Acta Physiol Scand. 1976 Oct;98(2):232-6.
A good read:
Movement That Matters, by Paul Chek
Tags: CNS
What a great study! My bodyworker would always say the same thing, when working on one side of the body, it would translate to the other. So by the time he got to the other side, it was already benifitting from what he did on the first side.
I also really like what you said about similar movement patterns. I was just training w/ some other people. They were all great runners and when we sprinted, the housed me. One would naturally think that when we got to the burpees, pushups, mountain climbers and a bunch of other level changes, they would still house me. Nope, I housed them. Why? Because I train those movements more often than they do. I’ve developed that type of movement in my body while all they have developed is the sprint.
Great article H!
Holy moly I was at a conference yesterday that just went over all of this. And they also said if you fixed your weakest link, it made everything else better, too, even if you did not train it. LOVE that stuff. Right on, mama!!:o)
Thanks, Guys! The human body is just one amazing machine, isn’t it?
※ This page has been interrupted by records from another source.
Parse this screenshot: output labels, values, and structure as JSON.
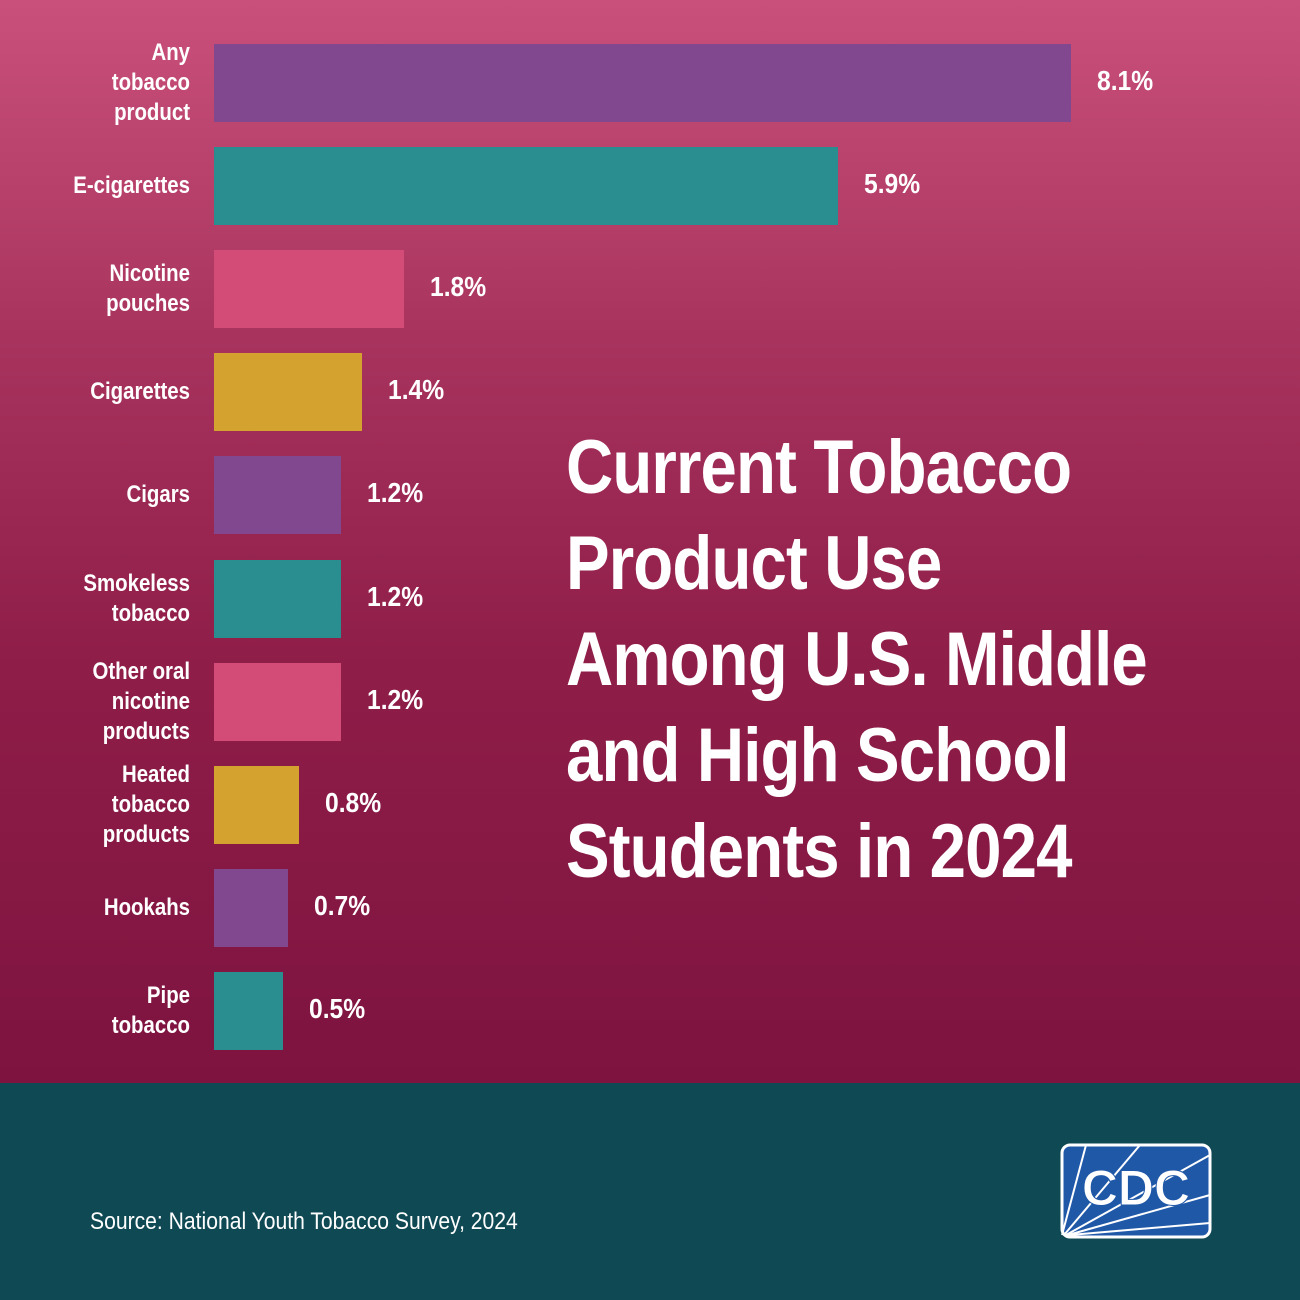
{
  "chart_data": {
    "type": "bar",
    "orientation": "horizontal",
    "title": "Current Tobacco Product Use Among U.S. Middle and High School Students in 2024",
    "categories": [
      "Any tobacco product",
      "E-cigarettes",
      "Nicotine pouches",
      "Cigarettes",
      "Cigars",
      "Smokeless tobacco",
      "Other oral nicotine products",
      "Heated tobacco products",
      "Hookahs",
      "Pipe tobacco"
    ],
    "values": [
      8.1,
      5.9,
      1.8,
      1.4,
      1.2,
      1.2,
      1.2,
      0.8,
      0.7,
      0.5
    ],
    "value_labels": [
      "8.1%",
      "5.9%",
      "1.8%",
      "1.4%",
      "1.2%",
      "1.2%",
      "1.2%",
      "0.8%",
      "0.7%",
      "0.5%"
    ],
    "colors": [
      "#82488f",
      "#2a8e91",
      "#d34b77",
      "#d4a22e",
      "#82488f",
      "#2a8e91",
      "#d34b77",
      "#d4a22e",
      "#82488f",
      "#2a8e91"
    ],
    "unit": "%",
    "grid": false,
    "legend": "none"
  },
  "source": "Source: National Youth Tobacco Survey, 2024",
  "logo": {
    "text": "CDC",
    "color": "#2058a8"
  },
  "colors": {
    "background_top": "#c9507a",
    "background_bottom": "#7e1340",
    "footer": "#0f4954"
  }
}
On the heels of writing this post early last week, I attended a license renewal workshop chock full of info related to the topic, specifically as it appears in injuries and healing. Too cool. Such an obvious analogy to training and per4mance. And maybe even more so to successful living and aging overall. If you want to go there, that is…
Great posting! Thinkin’ “The Weakest Link”!
Hey Monica! Absolutely. Can’t you just hear your Central Governor (that makes sense if you saw the other CNS posts, LOL) saying “You’re the WEAKEST LINK!” to some joint in your body?